In his latest blog, Clive Mackintosh, an experienced settlement agreement solicitor explores 'protected conversations' and the concept of 'undue pressure'.
A recent decision of the Employment Appeal Tribunal has shed light on the circumstances in which an employer’s behaviour during pre-termination discussions may amount to improper behaviour under section 111A of the Employment Rights Act 1996.
Section 111A of the Employment Rights Act 1996 (ERA 1996) introduced the concept of "protected conversations" in employment law. These conversations aim to facilitate discussions between employers and employees about potential termination of employment, often with the goal of reaching a mutually agreed settlement. However, the protection afforded by Section 111A is not absolute, and the concept of "undue pressure" can significantly impact its application.
Protected conversations, also known as pre-termination negotiations, are discussions held between an employer and an employee with the intention of terminating the employment relationship on agreed terms. The purpose of these conversations is to explore potential settlement options and avoid the need for formal tribunal proceedings.
The protection offered by Section 111A means that the content of these conversations are generally inadmissible in unfair dismissal claims. This confidentiality is designed to encourage open and honest discussions between the parties involved.
While Section 111A provides valuable protection for both employers and employees, it is important to understand that this protection is not unlimited. The concept of "undue pressure" can arise in the context of protected conversations, potentially undermining the confidentiality and fairness of the process.
Undue pressure can be defined as any conduct or behaviour that coerces or intimidates an employee into agreeing to a settlement or termination of employment against their will. This can include:
If an employment tribunal finds that undue pressure was exerted during a protected conversation, the protection afforded by Section 111A may be lifted. This means that the content of the conversation could become admissible in an unfair dismissal claim, potentially damaging the employer's case.
Additionally, undue pressure can give rise to other legal claims, such as constructive dismissal or wrongful dismissal. These claims can result in significant financial and reputational damage for the employer.
In this case, the Employment Appeal Tribunal (EAT) upheld the decision of the originating Tribunal Judge, that the employer’s conduct did not amount to improper behaviour. The Tribunal found that a meeting which had been presented to the employee as a ‘return to work’ meeting but which turned out to be a meeting to discuss his potential redundancy was conducted calmly and the employee allowed a reasonable period of time to consider an offer of enhanced redundancy.
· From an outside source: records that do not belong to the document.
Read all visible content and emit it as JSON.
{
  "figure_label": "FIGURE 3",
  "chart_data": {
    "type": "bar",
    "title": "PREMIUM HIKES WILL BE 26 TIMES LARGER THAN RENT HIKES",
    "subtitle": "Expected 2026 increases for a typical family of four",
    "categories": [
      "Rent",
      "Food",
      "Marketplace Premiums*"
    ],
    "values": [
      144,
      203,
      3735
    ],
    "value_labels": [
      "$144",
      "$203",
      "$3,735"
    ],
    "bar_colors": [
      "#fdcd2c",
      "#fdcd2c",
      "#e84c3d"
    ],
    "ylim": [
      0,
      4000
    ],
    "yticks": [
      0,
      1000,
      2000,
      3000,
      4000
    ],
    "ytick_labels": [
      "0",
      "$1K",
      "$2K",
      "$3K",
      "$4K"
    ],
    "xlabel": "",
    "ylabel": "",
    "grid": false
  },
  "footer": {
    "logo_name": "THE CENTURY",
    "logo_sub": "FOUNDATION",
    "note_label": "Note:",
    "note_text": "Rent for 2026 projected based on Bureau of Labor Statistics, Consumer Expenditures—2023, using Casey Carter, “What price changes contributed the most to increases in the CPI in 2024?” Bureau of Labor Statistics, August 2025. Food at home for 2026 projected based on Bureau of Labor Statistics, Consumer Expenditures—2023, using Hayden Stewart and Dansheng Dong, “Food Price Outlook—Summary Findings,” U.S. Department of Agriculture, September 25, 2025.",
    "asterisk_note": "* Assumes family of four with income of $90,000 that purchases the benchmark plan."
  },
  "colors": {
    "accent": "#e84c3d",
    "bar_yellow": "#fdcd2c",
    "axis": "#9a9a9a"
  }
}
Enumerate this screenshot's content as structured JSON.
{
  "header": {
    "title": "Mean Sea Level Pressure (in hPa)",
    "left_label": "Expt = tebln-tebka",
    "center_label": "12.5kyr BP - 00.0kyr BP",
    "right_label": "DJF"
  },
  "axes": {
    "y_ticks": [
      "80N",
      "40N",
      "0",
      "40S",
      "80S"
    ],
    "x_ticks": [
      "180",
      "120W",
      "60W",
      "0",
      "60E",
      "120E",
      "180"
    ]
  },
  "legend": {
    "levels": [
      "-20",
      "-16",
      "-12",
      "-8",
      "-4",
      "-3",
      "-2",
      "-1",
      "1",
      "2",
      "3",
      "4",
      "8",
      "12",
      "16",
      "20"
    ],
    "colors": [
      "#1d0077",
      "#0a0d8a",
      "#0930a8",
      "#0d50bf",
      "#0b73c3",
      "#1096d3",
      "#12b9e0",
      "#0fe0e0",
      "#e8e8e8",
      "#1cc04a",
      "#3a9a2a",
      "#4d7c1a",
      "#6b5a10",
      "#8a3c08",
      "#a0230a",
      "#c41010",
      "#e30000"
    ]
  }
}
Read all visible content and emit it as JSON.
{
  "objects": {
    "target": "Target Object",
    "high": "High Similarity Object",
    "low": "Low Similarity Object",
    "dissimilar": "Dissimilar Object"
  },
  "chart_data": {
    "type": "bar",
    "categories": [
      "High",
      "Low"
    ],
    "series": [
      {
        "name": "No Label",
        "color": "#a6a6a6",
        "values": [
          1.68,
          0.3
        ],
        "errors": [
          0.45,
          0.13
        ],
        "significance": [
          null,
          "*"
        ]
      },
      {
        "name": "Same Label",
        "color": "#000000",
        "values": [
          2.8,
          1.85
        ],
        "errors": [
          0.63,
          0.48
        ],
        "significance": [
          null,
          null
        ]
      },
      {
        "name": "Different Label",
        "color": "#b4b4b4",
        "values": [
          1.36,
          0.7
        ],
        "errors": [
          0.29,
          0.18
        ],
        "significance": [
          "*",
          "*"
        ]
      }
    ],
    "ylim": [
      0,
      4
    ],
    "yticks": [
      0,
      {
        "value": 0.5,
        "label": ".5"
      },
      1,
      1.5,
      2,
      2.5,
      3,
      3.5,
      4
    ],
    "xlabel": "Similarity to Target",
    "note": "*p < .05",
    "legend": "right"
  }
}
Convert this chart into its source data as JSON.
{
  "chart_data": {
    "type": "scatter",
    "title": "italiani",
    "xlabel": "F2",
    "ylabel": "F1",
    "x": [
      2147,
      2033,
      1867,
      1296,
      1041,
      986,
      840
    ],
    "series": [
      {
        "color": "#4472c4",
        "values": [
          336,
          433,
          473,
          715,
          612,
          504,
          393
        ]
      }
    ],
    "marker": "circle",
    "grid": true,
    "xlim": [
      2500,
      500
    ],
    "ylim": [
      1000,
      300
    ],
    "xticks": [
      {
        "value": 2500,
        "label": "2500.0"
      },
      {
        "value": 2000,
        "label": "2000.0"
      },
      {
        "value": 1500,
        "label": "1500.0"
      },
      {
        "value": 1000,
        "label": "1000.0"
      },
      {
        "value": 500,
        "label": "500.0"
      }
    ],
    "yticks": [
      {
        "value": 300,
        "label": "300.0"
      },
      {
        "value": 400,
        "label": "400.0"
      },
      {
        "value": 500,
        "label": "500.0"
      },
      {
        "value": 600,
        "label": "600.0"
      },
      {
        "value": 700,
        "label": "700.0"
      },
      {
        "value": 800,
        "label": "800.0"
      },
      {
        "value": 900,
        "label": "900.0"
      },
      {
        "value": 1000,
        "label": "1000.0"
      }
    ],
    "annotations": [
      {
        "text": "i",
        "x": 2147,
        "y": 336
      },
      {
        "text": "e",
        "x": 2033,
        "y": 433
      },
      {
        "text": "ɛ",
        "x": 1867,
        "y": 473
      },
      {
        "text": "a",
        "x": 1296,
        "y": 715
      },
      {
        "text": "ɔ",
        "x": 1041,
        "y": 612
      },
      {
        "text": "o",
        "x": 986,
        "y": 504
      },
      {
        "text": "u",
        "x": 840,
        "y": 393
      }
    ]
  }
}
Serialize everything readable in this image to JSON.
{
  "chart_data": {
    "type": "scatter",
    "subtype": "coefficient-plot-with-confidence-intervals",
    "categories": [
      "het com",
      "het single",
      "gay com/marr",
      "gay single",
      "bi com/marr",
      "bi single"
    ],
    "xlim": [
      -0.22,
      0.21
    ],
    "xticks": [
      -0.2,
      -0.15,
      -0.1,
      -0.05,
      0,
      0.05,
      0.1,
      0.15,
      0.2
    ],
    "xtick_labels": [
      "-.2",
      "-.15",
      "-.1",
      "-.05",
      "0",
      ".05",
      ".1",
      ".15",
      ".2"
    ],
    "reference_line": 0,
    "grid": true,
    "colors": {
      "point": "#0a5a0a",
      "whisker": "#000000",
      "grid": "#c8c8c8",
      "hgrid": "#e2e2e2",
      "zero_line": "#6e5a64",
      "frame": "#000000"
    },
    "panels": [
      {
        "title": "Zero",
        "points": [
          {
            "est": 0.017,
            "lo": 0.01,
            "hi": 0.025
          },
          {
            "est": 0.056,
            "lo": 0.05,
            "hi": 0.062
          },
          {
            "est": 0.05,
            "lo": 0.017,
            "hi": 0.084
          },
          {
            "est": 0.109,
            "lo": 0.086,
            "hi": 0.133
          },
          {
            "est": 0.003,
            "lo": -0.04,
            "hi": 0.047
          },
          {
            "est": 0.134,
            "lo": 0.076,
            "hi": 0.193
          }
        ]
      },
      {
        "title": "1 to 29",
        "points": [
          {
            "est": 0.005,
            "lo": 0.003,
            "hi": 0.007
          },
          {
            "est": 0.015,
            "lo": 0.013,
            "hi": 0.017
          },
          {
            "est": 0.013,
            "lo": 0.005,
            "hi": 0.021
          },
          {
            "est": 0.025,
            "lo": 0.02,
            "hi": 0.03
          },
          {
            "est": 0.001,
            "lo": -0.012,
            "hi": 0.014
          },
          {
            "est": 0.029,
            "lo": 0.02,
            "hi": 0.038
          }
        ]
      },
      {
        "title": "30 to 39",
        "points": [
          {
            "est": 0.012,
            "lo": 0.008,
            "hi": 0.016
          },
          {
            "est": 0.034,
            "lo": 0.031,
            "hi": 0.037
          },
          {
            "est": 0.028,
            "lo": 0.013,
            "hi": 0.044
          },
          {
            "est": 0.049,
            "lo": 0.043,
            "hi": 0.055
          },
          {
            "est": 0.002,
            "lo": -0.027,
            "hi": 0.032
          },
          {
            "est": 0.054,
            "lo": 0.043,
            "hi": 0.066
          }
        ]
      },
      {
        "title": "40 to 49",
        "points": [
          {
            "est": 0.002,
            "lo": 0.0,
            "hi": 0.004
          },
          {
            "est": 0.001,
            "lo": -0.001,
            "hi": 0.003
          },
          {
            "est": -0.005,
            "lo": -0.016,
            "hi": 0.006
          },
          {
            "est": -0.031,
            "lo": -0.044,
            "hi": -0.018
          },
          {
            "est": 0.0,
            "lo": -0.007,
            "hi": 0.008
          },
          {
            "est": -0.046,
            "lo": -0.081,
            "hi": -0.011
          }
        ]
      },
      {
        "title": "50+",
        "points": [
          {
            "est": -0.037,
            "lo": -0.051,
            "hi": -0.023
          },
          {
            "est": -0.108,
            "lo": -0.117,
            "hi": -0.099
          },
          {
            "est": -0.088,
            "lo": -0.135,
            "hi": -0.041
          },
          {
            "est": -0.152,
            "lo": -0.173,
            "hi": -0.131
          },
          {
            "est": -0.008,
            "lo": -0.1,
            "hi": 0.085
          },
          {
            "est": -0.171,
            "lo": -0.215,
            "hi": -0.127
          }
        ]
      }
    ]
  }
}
This case illustrates that the determination of improper behaviour will always be fact specific and requires careful consideration of the context and conduct of the parties involved.
Mr Gallagher was invited to a meeting understanding that its purpose was to discuss his return to work. Instead, he was presented with an offer of £10,000, which his employer told him was an ‘enhanced redundancy ‘package and he would need to make his mind up within 48 hours on accepting or rejecting the offer.
Surprisingly, the Tribunal Judge accepted that the employer’s invitation to the meeting had been ‘mislabelled’ and therefore unfair to Mr Gallagher causing him unnecessary upset and shock.
However, the EAT found that the Tribunal Judge had not erred in law and had considered that Mr Gallagher’s employer had given him time to discuss the offer with his family and provided him with further information about his potential redundancy and in a timely manner.
Had, the Tribunal Judge not come to this conclusion, Mr Gallagher would have been allowed to refer to this mislabelled meeting in his subsequent claim for unfair dismissal.
The decision of the EAT is an important one for an employee asked to attend a meeting with his / her employer, in circumstances where neither party is yet in dispute with the other.
The EAT has now made clear that an employer no longer needs to invite an employee to a formal meeting under section 111 A of the Employment Rights Act 1996.